Vegetables, fruit, a little bit of meat and a little bit of fish. That seems to be the mantra that works. Not too much white anything, like sugar, flour or dairy. Buy local and eat fresh. The Abenaki call this month Demaskikos, the hay-cutting month; however, it is the Blueberry Maker Moon, which is called Zataikas. Whatever language you know, it is the month of eating well!

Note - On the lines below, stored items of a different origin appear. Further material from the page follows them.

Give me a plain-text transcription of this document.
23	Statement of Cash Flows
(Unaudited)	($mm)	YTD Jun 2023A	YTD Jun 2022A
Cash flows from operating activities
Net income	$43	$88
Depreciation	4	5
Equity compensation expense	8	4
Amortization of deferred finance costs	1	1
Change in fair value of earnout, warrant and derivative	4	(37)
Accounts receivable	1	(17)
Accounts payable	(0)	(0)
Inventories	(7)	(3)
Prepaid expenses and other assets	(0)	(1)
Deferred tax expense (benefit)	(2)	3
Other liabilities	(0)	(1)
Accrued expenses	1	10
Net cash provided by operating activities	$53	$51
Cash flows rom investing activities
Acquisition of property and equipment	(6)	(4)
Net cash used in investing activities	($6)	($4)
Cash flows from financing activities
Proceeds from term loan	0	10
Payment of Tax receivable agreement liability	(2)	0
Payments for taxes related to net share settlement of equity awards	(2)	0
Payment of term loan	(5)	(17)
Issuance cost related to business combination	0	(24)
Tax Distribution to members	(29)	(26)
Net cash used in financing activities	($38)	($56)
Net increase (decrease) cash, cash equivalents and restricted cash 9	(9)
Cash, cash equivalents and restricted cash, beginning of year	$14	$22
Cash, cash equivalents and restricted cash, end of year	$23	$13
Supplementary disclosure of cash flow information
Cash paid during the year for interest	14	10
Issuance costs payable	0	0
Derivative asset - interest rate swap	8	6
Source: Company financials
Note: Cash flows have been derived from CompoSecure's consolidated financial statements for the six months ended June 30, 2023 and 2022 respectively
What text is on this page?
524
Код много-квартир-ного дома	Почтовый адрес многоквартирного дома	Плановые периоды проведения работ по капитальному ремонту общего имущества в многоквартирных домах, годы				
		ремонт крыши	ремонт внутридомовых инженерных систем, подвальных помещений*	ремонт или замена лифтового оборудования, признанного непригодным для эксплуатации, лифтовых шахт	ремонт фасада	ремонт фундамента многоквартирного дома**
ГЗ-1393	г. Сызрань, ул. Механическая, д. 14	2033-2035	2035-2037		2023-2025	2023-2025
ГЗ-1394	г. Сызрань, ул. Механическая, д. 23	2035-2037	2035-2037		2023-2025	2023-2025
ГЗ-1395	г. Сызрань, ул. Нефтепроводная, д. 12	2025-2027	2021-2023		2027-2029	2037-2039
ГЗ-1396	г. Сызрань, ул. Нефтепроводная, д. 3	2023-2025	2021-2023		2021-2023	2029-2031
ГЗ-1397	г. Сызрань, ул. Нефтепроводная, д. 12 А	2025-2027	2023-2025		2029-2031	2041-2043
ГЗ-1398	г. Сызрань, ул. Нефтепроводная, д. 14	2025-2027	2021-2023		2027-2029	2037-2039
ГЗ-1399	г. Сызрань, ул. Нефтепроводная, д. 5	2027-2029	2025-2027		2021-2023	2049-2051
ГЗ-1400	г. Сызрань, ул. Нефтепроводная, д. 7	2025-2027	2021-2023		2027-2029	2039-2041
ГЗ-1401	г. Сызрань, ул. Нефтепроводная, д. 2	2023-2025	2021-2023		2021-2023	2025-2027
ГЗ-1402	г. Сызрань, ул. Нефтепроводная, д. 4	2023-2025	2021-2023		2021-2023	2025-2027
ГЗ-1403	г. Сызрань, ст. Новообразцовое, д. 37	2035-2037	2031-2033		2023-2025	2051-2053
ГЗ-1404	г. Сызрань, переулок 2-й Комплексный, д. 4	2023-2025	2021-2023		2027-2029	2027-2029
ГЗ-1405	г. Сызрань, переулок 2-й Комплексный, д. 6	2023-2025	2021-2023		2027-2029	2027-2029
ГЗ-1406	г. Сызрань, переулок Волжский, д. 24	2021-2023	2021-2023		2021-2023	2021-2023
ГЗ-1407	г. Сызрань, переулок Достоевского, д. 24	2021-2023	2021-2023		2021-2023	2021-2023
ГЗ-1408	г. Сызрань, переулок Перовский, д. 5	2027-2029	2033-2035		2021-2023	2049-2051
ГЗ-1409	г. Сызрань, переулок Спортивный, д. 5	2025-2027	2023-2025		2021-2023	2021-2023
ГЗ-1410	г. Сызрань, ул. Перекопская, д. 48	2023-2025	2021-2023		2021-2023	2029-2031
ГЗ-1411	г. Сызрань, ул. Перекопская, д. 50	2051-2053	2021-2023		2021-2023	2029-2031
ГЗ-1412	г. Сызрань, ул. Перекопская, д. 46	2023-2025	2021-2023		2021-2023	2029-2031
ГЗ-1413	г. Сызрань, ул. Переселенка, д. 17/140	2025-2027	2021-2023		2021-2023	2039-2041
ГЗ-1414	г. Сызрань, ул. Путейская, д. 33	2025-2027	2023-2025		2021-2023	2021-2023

Traditionally, green beans make their appearance in July. The first little ones are the most tender and delicious cooked simply. Beans of all kinds are great to plant in the garden in successive plantings so you have them coming in through the fall. Most varieties of beans are adaptable to either cold or hot dishes, and they mingle well with other vegetables like corn and squash. Beans contain a lot of soluble fiber which helps balance your blood sugar levels with steady, slow-burning energy. Aside from containing a lot of vitamin B9 (folate), beans also provide healthy doses of calcium, potassium and magnesium.


Pinto Bean Succotash

2 cups pinto beans (canned are OK, drained)

2 cups kernel corn

1 cup tomatoes, chopped

1/2 onion, chopped

1 teaspoon salt

1 strip bacon

2 tablespoons butter

Salt and pepper

Using a heavy saucepan, put the beans, bacon, onion, salt and 1 cup of water on high heat. Bring to a boil, cover and reduce heat to a simmer for 20 - 25 minutes. Now stir in corn and tomatoes, and simmer 10 minutes longer. Stir in butter, then season with salt and pepper.

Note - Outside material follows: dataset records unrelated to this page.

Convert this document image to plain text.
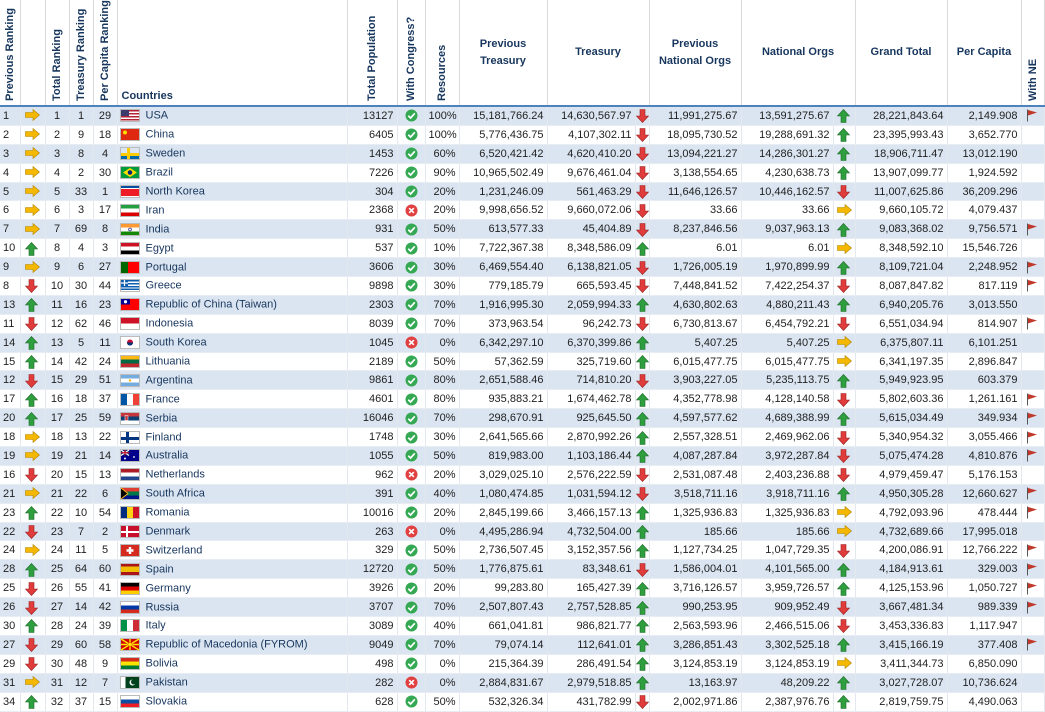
Previous Ranking		Total Ranking	Treasury Ranking	Per Capita Ranking	Countries	Total Population	With Congress?	Resources	Previous Treasury	Treasury		Previous National Orgs	National Orgs		Grand Total	Per Capita	With NE

1		1	1	29	USA	13127		100%	15,181,766.24	14,630,567.97		11,991,275.67	13,591,275.67		28,221,843.64	2,149.908	

2		2	9	18	China	6405		100%	5,776,436.75	4,107,302.11		18,095,730.52	19,288,691.32		23,395,993.43	3,652.770	
3		3	8	4	Sweden	1453		60%	6,520,421.42	4,620,410.20		13,094,221.27	14,286,301.27		18,906,711.47	13,012.190	
4		4	2	30	Brazil	7226		90%	10,965,502.49	9,676,461.04		3,138,554.65	4,230,638.73		13,907,099.77	1,924.592	
5		5	33	1	North Korea	304		20%	1,231,246.09	561,463.29		11,646,126.57	10,446,162.57		11,007,625.86	36,209.296	
6		6	3	17	Iran	2368		20%	9,998,656.52	9,660,072.06		33.66	33.66		9,660,105.72	4,079.437	
7		7	69	8	India	931		50%	613,577.33	45,404.89		8,237,846.56	9,037,963.13		9,083,368.02	9,756.571	

10		8	4	3	Egypt	537		10%	7,722,367.38	8,348,586.09		6.01	6.01		8,348,592.10	15,546.726	
9		9	6	27	Portugal	3606		30%	6,469,554.40	6,138,821.05		1,726,005.19	1,970,899.99		8,109,721.04	2,248.952	

8		10	30	44	Greece	9898		30%	779,185.79	665,593.45		7,448,841.52	7,422,254.37		8,087,847.82	817.119	

13		11	16	23	Republic of China (Taiwan)	2303		70%	1,916,995.30	2,059,994.33		4,630,802.63	4,880,211.43		6,940,205.76	3,013.550	
11		12	62	46	Indonesia	8039		70%	373,963.54	96,242.73		6,730,813.67	6,454,792.21		6,551,034.94	814.907	

14		13	5	11	South Korea	1045		0%	6,342,297.10	6,370,399.86		5,407.25	5,407.25		6,375,807.11	6,101.251	
15		14	42	24	Lithuania	2189		50%	57,362.59	325,719.60		6,015,477.75	6,015,477.75		6,341,197.35	2,896.847	
12		15	29	51	Argentina	9861		80%	2,651,588.46	714,810.20		3,903,227.05	5,235,113.75		5,949,923.95	603.379	
17		16	18	37	France	4601		80%	935,883.21	1,674,462.78		4,352,778.98	4,128,140.58		5,802,603.36	1,261.161	

20		17	25	59	Serbia	16046		70%	298,670.91	925,645.50		4,597,577.62	4,689,388.99		5,615,034.49	349.934	

18		18	13	22	Finland	1748		30%	2,641,565.66	2,870,992.26		2,557,328.51	2,469,962.06		5,340,954.32	3,055.466	

19		19	21	14	Australia	1055		50%	819,983.00	1,103,186.44		4,087,287.84	3,972,287.84		5,075,474.28	4,810.876	

16		20	15	13	Netherlands	962		20%	3,029,025.10	2,576,222.59		2,531,087.48	2,403,236.88		4,979,459.47	5,176.153	
21		21	22	6	South Africa	391		40%	1,080,474.85	1,031,594.12		3,518,711.16	3,918,711.16		4,950,305.28	12,660.627	

23		22	10	54	Romania	10016		20%	2,845,199.66	3,466,157.13		1,325,936.83	1,325,936.83		4,792,093.96	478.444	

22		23	7	2	Denmark	263		0%	4,495,286.94	4,732,504.00		185.66	185.66		4,732,689.66	17,995.018	
24		24	11	5	Switzerland	329		50%	2,736,507.45	3,152,357.56		1,127,734.25	1,047,729.35		4,200,086.91	12,766.222	

28		25	64	60	Spain	12720		50%	1,776,875.61	83,348.61		1,586,004.01	4,101,565.00		4,184,913.61	329.003	

25		26	55	41	Germany	3926		20%	99,283.80	165,427.39		3,716,126.57	3,959,726.57		4,125,153.96	1,050.727	

26		27	14	42	Russia	3707		70%	2,507,807.43	2,757,528.85		990,253.95	909,952.49		3,667,481.34	989.339	

30		28	24	39	Italy	3089		40%	661,041.81	986,821.77		2,563,593.96	2,466,515.06		3,453,336.83	1,117.947	
27		29	60	58	Republic of Macedonia (FYROM)	9049		70%	79,074.14	112,641.01		3,286,851.43	3,302,525.18		3,415,166.19	377.408	

29		30	48	9	Bolivia	498		0%	215,364.39	286,491.54		3,124,853.19	3,124,853.19		3,411,344.73	6,850.090	
31		31	12	7	Pakistan	282		0%	2,884,831.67	2,979,518.85		13,163.97	48,209.22		3,027,728.07	10,736.624	
34		32	37	15	Slovakia	628		50%	532,326.34	431,782.99		2,002,971.86	2,387,976.76		2,819,759.75	4,490.063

Green Bean Salad with Goat Cheese

2 pounds fresh green beans

2 cloves garlic, minced

1/4 cup olive oil

1 cup black olives, sliced

2 large tomatoes, chopped

2 tablespoons vinegar (I use red wine vinegar)

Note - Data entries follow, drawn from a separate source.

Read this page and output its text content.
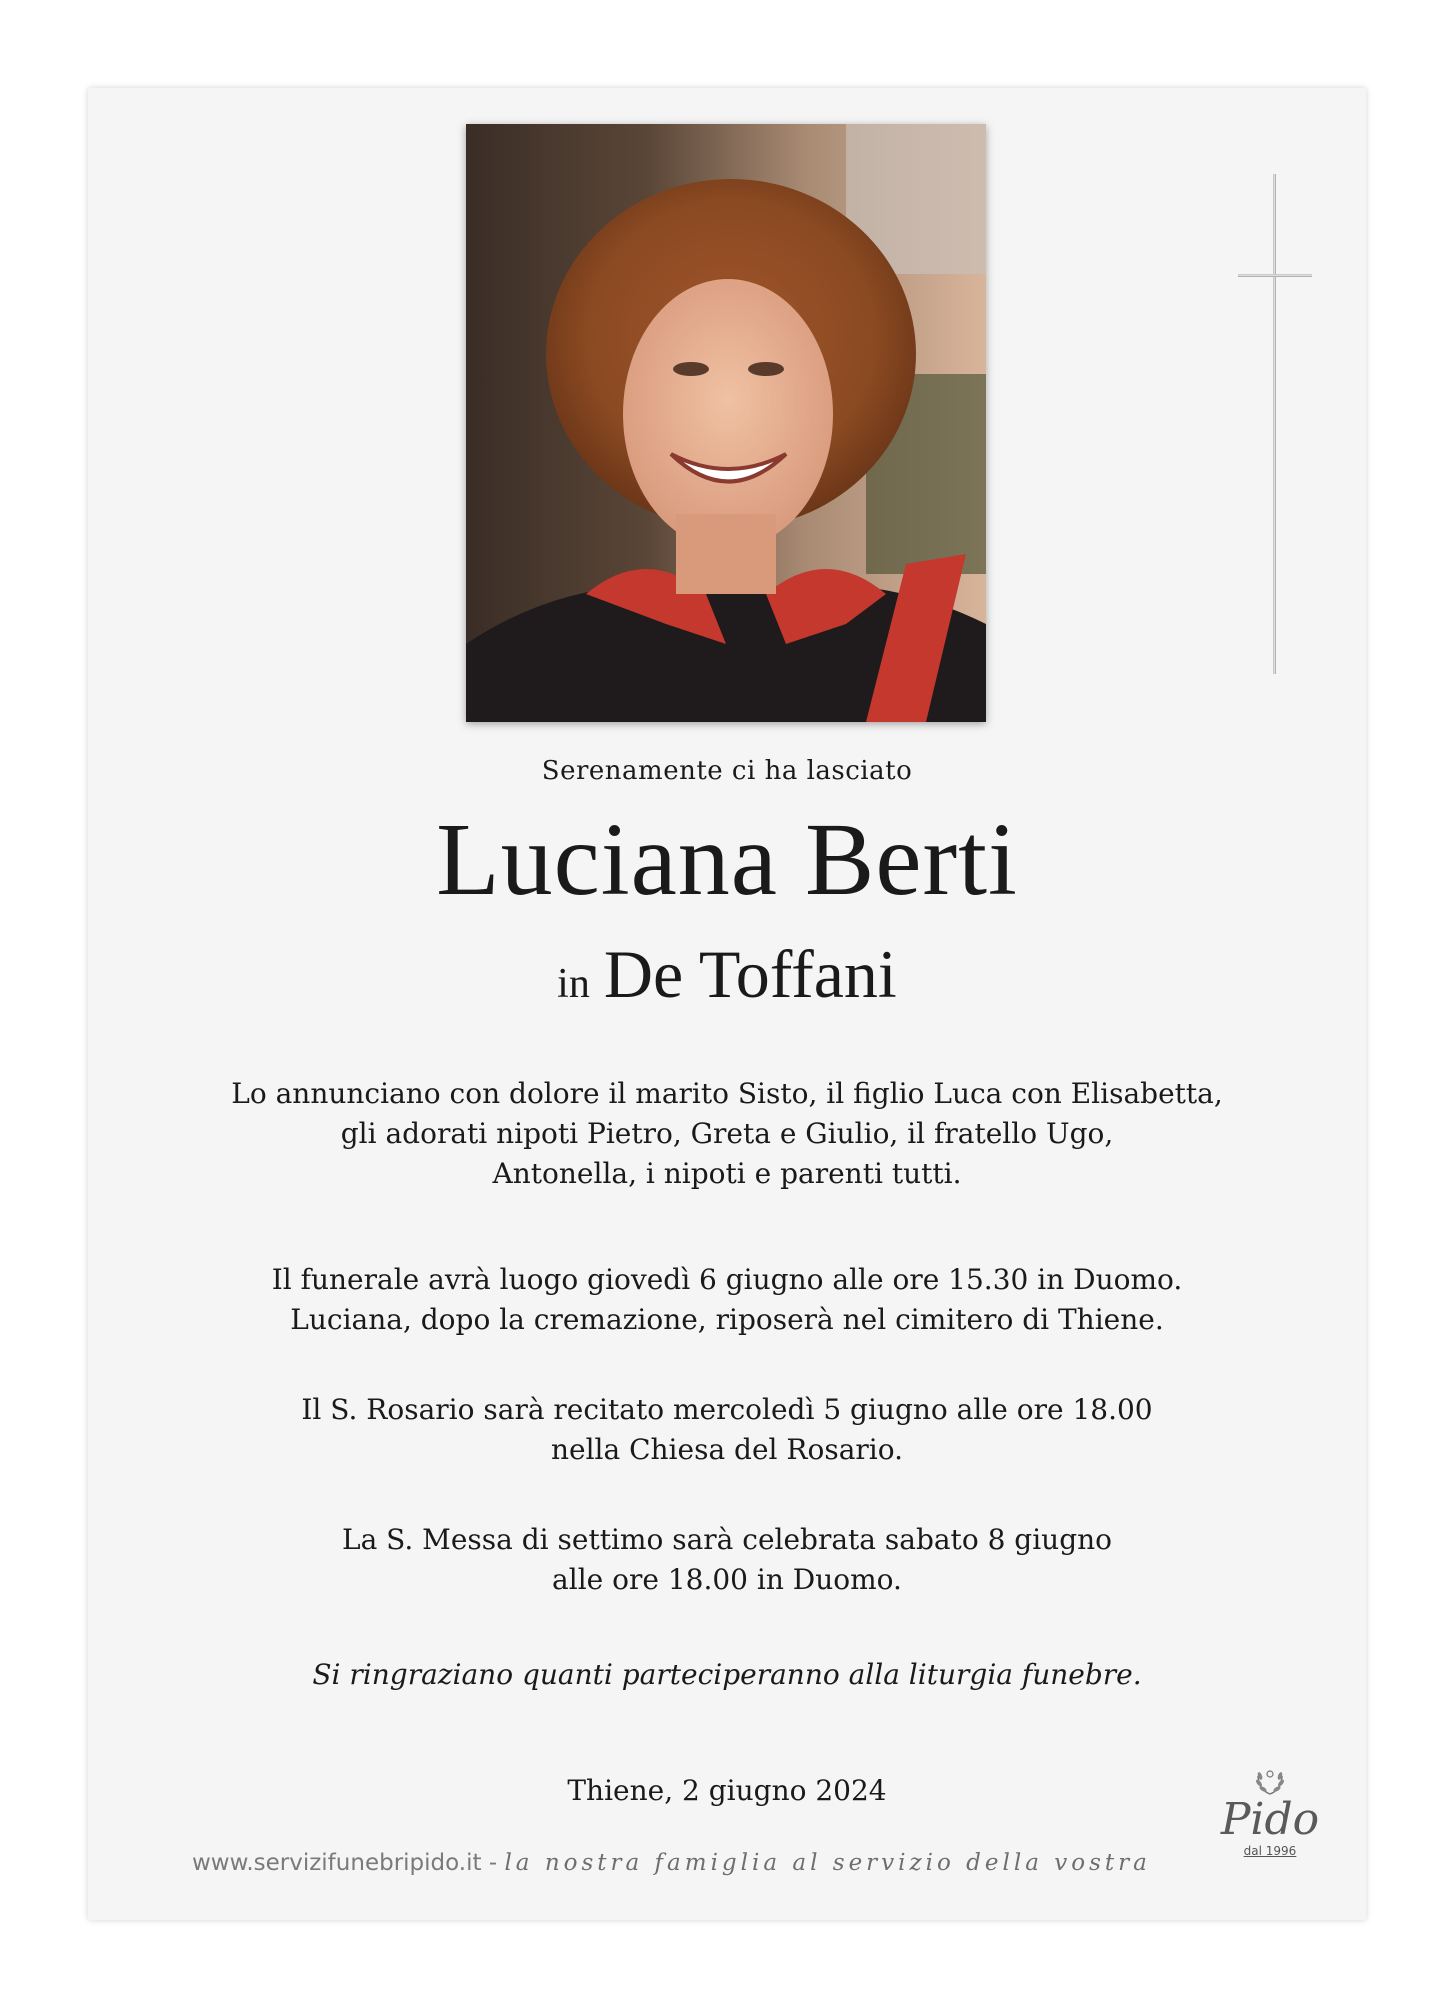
Serenamente ci ha lasciato
Luciana Berti
in De Toffani
Lo annunciano con dolore il marito Sisto, il figlio Luca con Elisabetta,
gli adorati nipoti Pietro, Greta e Giulio, il fratello Ugo,
Antonella, i nipoti e parenti tutti.
Il funerale avrà luogo giovedì 6 giugno alle ore 15.30 in Duomo.
Luciana, dopo la cremazione, riposerà nel cimitero di Thiene.
Il S. Rosario sarà recitato mercoledì 5 giugno alle ore 18.00
nella Chiesa del Rosario.
La S. Messa di settimo sarà celebrata sabato 8 giugno
alle ore 18.00 in Duomo.
Si ringraziano quanti parteciperanno alla liturgia funebre.
Thiene, 2 giugno 2024
www.servizifunebripido.it - la nostra famiglia al servizio della vostra
Pido
dal 1996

1 tablespoon fresh oregano, minced

1 teaspoon salt

1/4 teaspoon black pepper

8 ounces crumbled goat cheese

Cook the beans in boiling water with a dash of salt for 5 to 7 minutes, drain and put into ice water immediately to stop the cooking process. Put beans in a shallow serving dish and set aside. Saute the garlic in hot olive oil for about 30 seconds, remove from heat and stir in olives, tomatoes, vinegar, oregano, salt and pepper. Pour this mixture over beans and toss to coat. Chill about 3 hours or overnight. Sprinkle with the cheese and serve.


Luscious Veggie Layers

1 sweet potato, cut in 1/2-inch pieces

2 carrots, cut in 1/2-inch pieces

1 red or green bell pepper,seeded, chopped into 1/2-inch pieces

6 tablespoons olive oil

1 sweet onion, sliced in rings

2 green or yellow summer squash, sliced

2 large tomatoes, cut in 1/4-inch slices

1/2 cup grated Parmesan cheese

3 tablespoons flavored bread crumbs

Salt and pepper to taste

Preheat the oven to 400 degrees. Put the sweet potato, bell pepper and carrots in a large bowl and toss with a little of the olive oil, salt and pepper to coat. Spread the vegetables in the bottom of a baking dish. Put the onion slices over them, then the slices of squash and sprinkle with some more olive oil. Now lay on the tomato slices.

In a small bowl, blend the cheese and bread crumbs together and sprinkle this over the tomato layer, adding a little more olive oil. Bake, uncovered, for about 40 minutes or until top is golden brown.

You can vary the vegetables in this recipe without changing the outcome. It makes a great midsummer dinner using fresh-grown produce.


Cheese and Corn Muffins

1 cup flour

1 cup yellow cornmeal

3 level tablespoons brown sugar

2 teaspoons baking powder

1/4 teaspoon salt

1 cup buttermilk

3 tablespoons corn oil

2 large egg whites, lightly beaten

1/2 cup fresh grated Parmesan cheese

Preheat oven to 425 degrees and grease a 12-muffin-cup pan. Mix all dry ingredients in a large bowl, then add all the wet ingredients and stir until all is moistened. Spoon this batter into the prepared muffin cups and bake for 10 - 14 minutes. Turn out muffins onto a rack right away to cool. Serve warm.


Notes and Tips

-- Tomatoes are low in calories, and packed with goodness like lycopene, vitamin C, carotene, lutein, fiber, potassium, chromium, biotin and several B vitamins. They are one of the most versatile fruits (yes, it's a fruit) you can eat.

-- When picking or buying green beans, if you can see the shape of the beans in the shape of the pod, this means the beans are overripe or overgrown. They go bad rather quickly, in 3 or 4 days, so buy or pick just before you plan to use them.